Quality education ought to be a public good which should be provided and accessed by all for equitable development of any country
By Katherine Nabuzale
The youth like in many other developing countries around the world are increasingly finding themselves left behind or relegated to the sidelines either because they are working for a low wage, are under-employed or are simply unemployed. However, the potential of the youth as key influencers and shapers of their destiny can't be underrated.
Globally, there are calls for increased opportunities for young people, the need to engage with them vis-vis the responsibility of institutions with the ultimate goal of exploring ways and means of promoting youth engagement in development and sustainable living. Nonetheless, these calls often miss a key point which is the central role of youth themselves in shaping their own present and future. Failure to offer them stimuli, motivation and opportunities for self realization compromises their potential. We seem to be indifferent to recognizing the positive contributions they can make in society. We are hesitant entrusting them and are slow at honoring our commitments and promises to them, yet the youth eagerly desire to be involved in their present and future.
To harness the power of young people we must recognize their individual potential, acknowledge their contribution as well as emphasize their responsibilities. They must be encouraged and motivated to take action across all areas crucial for the implementation of the inclusive development agenda of our country. Such areas include but aren't limited to, constructive politics, sustainable business programs, civil society and academia.
Youth platforms and spaces: There is commendable effort in giving the youth a voice, although more is needed in appreciation of their opinions and ideas. Furthermore, these youth forums need to reflect the diversity of all youth groups by involving the unheard lot like the disadvantaged rural youth.

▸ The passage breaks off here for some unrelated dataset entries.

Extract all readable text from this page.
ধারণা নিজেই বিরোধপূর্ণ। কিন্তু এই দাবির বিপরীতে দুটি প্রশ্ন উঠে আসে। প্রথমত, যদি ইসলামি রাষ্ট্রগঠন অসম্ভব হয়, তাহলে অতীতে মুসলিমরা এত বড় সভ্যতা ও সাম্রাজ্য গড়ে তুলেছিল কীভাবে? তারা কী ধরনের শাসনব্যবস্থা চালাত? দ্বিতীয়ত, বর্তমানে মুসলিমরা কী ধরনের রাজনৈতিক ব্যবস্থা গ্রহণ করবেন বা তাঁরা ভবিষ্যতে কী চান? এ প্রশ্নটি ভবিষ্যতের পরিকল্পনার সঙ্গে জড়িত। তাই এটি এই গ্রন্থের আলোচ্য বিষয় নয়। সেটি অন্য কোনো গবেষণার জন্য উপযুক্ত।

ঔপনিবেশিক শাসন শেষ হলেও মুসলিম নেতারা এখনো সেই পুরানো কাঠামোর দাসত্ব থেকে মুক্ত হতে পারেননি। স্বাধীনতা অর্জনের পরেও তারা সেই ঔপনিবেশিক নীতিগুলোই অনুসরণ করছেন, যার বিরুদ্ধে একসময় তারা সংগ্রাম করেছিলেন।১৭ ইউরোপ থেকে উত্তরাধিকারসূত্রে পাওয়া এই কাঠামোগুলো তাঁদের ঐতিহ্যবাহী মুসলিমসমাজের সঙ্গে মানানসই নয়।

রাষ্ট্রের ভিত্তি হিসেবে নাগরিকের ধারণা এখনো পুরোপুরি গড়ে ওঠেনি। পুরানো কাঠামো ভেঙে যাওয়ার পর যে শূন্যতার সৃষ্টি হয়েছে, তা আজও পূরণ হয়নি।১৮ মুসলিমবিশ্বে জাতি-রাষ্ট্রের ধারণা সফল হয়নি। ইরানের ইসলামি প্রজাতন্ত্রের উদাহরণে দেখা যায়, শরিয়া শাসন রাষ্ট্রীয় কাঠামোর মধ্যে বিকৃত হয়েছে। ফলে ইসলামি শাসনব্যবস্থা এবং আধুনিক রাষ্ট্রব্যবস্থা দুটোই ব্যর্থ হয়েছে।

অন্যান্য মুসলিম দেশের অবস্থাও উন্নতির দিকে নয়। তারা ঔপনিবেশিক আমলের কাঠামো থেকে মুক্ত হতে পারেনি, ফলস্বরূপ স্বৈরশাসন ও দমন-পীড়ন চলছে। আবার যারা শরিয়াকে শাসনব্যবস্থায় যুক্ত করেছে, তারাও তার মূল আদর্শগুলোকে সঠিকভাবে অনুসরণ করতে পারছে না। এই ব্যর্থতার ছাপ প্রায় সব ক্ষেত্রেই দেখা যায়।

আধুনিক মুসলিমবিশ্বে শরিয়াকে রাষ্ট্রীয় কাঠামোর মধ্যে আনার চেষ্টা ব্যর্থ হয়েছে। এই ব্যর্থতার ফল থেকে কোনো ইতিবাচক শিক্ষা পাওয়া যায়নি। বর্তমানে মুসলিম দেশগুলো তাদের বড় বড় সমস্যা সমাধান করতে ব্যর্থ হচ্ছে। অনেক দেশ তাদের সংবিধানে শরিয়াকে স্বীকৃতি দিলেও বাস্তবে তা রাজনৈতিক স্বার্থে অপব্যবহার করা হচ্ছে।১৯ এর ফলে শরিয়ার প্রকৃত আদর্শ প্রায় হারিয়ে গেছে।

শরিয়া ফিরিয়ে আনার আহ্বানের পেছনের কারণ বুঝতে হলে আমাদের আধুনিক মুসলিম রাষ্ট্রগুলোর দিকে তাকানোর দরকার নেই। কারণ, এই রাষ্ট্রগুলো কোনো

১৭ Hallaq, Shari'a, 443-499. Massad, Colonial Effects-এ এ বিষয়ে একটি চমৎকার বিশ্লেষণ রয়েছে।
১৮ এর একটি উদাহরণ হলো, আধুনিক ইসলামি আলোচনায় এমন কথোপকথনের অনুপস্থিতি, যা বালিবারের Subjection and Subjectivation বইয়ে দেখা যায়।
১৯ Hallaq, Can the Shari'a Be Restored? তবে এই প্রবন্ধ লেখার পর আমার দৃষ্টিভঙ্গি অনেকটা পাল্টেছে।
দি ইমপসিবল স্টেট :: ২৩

Promoting talent and innovation: No doubt, many youth are exceptionally talented, unfortunately the majority haven't been adequately supported to discover their talents and abilities. Supporting talent and innovation should be of urgent concern. For instance, promoting apprenticeships in places like ‘'Musa body of technology'' in Kampala Katwe. Supported talent and innovation are seen as a positive force for transformative change. This combination of youth talent and innovation has the prospective to create solutions to development challenges and to transform societies if systematically supported.
Reaching out to marginalised and disadvantaged young people: The general approach here is to regard young people as assets rather than problems and to work with them in responding to their needs, as well as interests, whilst seeking to capitalise on their creative and innovative competences. This positive outlook is important in enhancing young peoples' innovative and creative abilities in ways that are relevant to employability
In reference to UNDP's corporate youth strategy, Empowered Youth, sustainable future: In Uganda's context, this strategy seeks to re-echo the urgency for equal empowerment through an inclusive modal of education. To achieve vision 2020 middle income status, do away with the selective modal of education that has invaded the country leaving many perpetually un-empowered thus, denying them opportunities. Quality education ought to be a public good which should be provided and accessed by all for equitable development of any country.
Reaffirming belief among young people: By providing the youth with the much needed services. Take for example; tailored services like leadership and management skills, enterprise development, innovation and talent forums, experiential learning centres, educational awareness and advocacy initiatives shouldn't be a reserve of a selected few.
Recognition of non-formal learning: It is also necessary to recognise and value non-formal learning in a creative and innovative way capable of raising visibility of skills acquired outside the formal system of learning and fostering complementarity between the two while promoting equal opportunities.
The main message here is about the need to improve and widen the recognition of non-formal learning, and not just in relation to employability. Investment in training workers, who will intently stimulate the innovative and creative capacities within young people, is required.
Young people are the future of our country therefore, the different sectors and stakeholders at all levels need to come together and provide a supportive and accountable environment for them to thrive as well as, succeed in their efforts.
As a guiding strategy for implementing youth programmes, focus should be centred on support, engagement, influence and sustainability for utmost results.